O estudo social (ID 139454380), elaborado em 26.11.2019, revela que a parte autora reside com sua cônjuge, Nilza de oliveira Coutinho, 54 anos, em imóvel cedido a três anos. Sobrado, de alvenaria, situada no piso superior, com área nos fundos e pintura desgastada. É composta por cinco cômodos, ou seja, dois quartos, uma sala, uma cozinha e um banheiro. Próximo dos equipamentos públicos, localizada no centro da cidade. É equipada com eletrodomésticos de uso essencial, compatível com a realidade. Possui rede de esgoto e asfalto. Possuem um veículo VW/FOX.
Quanto à renda familiar, consta que a Sra. Nilza recebe benefício assistencial no valor de R$ 998,00.
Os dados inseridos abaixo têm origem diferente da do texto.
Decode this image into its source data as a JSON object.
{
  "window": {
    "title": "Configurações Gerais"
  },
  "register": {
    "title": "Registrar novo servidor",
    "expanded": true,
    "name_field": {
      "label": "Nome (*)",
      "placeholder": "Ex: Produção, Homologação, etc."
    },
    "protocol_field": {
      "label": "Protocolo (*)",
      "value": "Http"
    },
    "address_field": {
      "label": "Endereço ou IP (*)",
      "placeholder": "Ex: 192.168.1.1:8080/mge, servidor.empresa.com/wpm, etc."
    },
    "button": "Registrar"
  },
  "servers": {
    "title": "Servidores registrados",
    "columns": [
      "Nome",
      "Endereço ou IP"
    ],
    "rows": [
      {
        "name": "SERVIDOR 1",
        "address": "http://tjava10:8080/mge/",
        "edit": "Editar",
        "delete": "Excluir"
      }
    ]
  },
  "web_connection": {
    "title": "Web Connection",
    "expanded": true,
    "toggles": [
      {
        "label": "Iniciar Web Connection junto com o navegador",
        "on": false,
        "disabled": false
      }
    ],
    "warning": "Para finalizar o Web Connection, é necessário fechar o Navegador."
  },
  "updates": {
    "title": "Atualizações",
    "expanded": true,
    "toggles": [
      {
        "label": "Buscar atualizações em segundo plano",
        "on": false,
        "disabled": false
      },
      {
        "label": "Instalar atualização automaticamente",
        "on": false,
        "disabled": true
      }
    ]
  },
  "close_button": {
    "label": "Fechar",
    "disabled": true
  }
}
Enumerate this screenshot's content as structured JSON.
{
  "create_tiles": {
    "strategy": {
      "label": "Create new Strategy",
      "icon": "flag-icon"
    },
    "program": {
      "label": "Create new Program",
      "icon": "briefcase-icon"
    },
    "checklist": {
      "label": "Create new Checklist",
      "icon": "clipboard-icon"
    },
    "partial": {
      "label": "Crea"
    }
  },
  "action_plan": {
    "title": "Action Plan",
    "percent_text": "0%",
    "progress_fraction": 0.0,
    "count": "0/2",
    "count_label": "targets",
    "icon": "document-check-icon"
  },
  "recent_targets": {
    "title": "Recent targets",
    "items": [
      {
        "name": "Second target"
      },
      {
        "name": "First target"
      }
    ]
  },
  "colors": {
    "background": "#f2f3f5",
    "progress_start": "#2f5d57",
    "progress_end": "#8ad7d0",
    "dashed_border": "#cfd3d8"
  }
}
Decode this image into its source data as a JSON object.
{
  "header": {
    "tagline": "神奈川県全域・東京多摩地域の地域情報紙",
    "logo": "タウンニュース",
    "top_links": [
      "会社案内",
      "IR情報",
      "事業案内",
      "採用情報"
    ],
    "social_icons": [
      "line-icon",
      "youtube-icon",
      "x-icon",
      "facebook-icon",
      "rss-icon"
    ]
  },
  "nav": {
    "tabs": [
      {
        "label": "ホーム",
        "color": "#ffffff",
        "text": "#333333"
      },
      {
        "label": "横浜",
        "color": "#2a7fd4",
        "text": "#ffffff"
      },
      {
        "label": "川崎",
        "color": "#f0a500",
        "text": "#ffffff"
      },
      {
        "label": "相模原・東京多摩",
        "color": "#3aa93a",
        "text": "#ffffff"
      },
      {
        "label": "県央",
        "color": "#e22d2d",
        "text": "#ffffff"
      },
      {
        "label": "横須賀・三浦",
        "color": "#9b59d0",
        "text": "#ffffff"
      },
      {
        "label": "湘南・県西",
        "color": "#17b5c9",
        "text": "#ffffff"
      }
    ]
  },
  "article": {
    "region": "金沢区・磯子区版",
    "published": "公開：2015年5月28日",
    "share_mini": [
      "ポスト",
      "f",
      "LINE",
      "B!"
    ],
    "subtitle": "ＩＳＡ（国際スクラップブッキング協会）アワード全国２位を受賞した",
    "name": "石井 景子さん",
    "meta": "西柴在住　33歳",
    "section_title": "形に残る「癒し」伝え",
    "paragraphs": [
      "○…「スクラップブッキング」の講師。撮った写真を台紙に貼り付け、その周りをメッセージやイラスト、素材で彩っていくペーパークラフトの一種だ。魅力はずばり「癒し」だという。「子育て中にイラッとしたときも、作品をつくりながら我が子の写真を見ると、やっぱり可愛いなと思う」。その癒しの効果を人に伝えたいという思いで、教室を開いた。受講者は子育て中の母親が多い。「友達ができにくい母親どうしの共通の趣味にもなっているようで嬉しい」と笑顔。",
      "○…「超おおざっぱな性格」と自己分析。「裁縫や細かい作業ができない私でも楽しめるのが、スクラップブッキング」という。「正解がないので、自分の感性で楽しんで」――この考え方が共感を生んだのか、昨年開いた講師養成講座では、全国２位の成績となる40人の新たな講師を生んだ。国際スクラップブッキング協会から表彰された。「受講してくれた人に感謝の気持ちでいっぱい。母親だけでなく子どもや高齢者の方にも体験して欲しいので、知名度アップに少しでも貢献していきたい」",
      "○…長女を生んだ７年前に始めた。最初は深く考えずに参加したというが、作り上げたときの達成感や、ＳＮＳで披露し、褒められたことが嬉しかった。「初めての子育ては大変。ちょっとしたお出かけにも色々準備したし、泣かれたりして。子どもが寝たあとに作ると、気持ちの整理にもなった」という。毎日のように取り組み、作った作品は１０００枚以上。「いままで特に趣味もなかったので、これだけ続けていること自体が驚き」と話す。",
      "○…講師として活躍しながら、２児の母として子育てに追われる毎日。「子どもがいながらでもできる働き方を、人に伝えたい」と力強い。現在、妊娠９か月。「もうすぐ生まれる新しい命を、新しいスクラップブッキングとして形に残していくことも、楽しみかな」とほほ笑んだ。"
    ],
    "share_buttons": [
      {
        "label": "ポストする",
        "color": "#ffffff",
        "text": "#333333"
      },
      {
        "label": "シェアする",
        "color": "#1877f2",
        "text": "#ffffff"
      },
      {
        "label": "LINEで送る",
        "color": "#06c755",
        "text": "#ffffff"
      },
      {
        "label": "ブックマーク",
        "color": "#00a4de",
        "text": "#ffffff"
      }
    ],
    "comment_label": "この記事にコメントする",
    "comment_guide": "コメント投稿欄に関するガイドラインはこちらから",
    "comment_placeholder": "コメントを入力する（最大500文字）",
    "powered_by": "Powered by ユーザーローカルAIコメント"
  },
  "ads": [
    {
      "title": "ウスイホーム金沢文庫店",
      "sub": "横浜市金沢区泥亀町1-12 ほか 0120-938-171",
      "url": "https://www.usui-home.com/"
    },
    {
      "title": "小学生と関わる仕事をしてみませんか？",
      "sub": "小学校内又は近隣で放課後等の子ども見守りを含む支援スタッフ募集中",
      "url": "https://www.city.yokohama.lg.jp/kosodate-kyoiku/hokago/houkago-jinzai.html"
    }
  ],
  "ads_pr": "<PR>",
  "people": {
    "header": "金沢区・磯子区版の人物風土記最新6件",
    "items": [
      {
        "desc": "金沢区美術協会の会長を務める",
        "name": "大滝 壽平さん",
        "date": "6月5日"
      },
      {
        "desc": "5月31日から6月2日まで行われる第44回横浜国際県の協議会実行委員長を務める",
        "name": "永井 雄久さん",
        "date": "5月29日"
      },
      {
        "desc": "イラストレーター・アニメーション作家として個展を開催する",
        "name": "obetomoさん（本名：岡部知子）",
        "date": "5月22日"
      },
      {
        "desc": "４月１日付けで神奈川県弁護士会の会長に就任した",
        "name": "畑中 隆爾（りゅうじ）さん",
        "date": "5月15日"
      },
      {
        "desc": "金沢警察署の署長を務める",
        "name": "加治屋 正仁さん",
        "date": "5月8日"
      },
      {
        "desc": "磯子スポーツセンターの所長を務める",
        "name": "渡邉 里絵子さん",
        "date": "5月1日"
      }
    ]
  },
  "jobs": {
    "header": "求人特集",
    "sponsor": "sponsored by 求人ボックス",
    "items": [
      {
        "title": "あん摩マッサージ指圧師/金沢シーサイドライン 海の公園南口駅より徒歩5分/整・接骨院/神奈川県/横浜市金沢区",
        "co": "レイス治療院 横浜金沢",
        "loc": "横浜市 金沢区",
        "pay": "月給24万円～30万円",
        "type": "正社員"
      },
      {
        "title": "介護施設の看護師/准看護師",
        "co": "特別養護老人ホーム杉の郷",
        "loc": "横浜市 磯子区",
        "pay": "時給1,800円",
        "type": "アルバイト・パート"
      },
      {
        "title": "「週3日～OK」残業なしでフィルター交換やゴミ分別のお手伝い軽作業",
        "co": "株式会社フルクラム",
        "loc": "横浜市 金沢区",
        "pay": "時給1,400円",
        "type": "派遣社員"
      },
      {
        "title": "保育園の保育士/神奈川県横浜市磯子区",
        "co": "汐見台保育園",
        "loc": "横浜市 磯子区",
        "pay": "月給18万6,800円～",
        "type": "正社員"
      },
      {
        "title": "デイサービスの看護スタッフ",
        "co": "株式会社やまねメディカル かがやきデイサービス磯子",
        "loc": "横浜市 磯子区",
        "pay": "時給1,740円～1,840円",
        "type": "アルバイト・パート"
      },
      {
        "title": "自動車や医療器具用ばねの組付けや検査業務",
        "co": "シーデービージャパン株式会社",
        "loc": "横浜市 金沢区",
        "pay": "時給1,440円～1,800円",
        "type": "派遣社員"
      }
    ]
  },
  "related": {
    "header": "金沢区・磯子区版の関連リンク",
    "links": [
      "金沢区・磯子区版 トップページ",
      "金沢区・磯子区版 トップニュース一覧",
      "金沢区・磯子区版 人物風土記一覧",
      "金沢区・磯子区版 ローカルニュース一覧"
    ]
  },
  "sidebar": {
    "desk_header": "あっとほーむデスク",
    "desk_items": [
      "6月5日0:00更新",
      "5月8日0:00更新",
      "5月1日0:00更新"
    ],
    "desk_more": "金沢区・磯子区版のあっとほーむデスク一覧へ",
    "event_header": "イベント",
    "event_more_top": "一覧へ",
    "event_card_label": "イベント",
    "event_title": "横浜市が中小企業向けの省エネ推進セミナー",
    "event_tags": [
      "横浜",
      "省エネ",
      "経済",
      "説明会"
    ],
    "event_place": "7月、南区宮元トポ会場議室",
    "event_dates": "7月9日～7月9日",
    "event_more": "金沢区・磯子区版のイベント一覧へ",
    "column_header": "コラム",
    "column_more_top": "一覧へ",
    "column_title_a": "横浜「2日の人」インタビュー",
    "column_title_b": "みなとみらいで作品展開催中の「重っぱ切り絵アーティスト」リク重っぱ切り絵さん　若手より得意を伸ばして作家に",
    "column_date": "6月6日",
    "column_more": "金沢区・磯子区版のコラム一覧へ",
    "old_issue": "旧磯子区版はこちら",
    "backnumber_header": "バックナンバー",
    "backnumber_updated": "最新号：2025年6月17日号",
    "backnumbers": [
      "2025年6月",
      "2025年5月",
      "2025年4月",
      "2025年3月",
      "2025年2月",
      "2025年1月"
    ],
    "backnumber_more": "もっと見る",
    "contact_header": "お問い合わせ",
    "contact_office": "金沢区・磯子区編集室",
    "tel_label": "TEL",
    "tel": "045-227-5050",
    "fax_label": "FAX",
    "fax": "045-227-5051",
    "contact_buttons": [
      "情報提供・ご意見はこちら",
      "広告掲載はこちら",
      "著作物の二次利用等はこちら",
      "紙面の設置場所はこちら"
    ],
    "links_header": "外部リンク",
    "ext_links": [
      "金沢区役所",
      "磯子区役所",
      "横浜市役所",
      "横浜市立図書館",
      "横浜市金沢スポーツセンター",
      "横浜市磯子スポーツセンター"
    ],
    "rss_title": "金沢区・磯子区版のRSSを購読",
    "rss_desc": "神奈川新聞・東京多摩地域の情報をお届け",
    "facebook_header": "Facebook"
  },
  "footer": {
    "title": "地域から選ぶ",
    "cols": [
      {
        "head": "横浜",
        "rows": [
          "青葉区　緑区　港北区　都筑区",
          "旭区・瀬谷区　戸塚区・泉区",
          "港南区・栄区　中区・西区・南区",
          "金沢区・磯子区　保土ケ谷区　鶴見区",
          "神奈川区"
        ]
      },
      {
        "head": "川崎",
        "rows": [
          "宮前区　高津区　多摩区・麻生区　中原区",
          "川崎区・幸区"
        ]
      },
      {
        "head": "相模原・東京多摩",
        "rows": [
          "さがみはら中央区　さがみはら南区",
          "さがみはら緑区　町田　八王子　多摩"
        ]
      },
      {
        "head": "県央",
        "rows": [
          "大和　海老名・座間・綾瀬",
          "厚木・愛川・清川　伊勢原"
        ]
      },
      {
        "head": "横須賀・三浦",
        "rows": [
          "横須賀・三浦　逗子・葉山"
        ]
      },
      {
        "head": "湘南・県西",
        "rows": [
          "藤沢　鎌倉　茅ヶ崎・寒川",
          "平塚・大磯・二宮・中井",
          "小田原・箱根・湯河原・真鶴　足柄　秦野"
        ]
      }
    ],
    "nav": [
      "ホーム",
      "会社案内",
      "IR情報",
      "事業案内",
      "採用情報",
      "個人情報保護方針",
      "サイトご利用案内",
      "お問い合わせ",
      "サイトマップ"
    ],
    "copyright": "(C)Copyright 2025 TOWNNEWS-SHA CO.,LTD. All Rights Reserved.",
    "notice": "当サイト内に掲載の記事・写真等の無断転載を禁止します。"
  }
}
As despesas relatadas foram: Água R$ 44,05; Luz R$ 78,54; Alimentação R$ 400,00; Gás R$ 80,00; Remédio R$ 200,00 e outros R$ 150,00 totalizando R$ 952,59. Recebem ajuda da Igreja.
Em que pese a existência de eventuais dificuldades financeiras, não há evidência de que as necessidades básicas do autor não estejam sendo supridas. Nesse sentido, apura-se que a família vive em imóvel que oferece o abrigo necessário, e não havendo comprovação da existência de despesas extraordinárias essências à manutenção da vida do autor, conclui-se, que as provas trazidas aos autos não foram hábeis à demonstração da impossibilidade de sustento, como exige o art. 20 da Lei 8.742/1993
Tem-se ainda que o autor possui dois filhos com vida independente, que em caso de urgência podem e devem socorrê-lo.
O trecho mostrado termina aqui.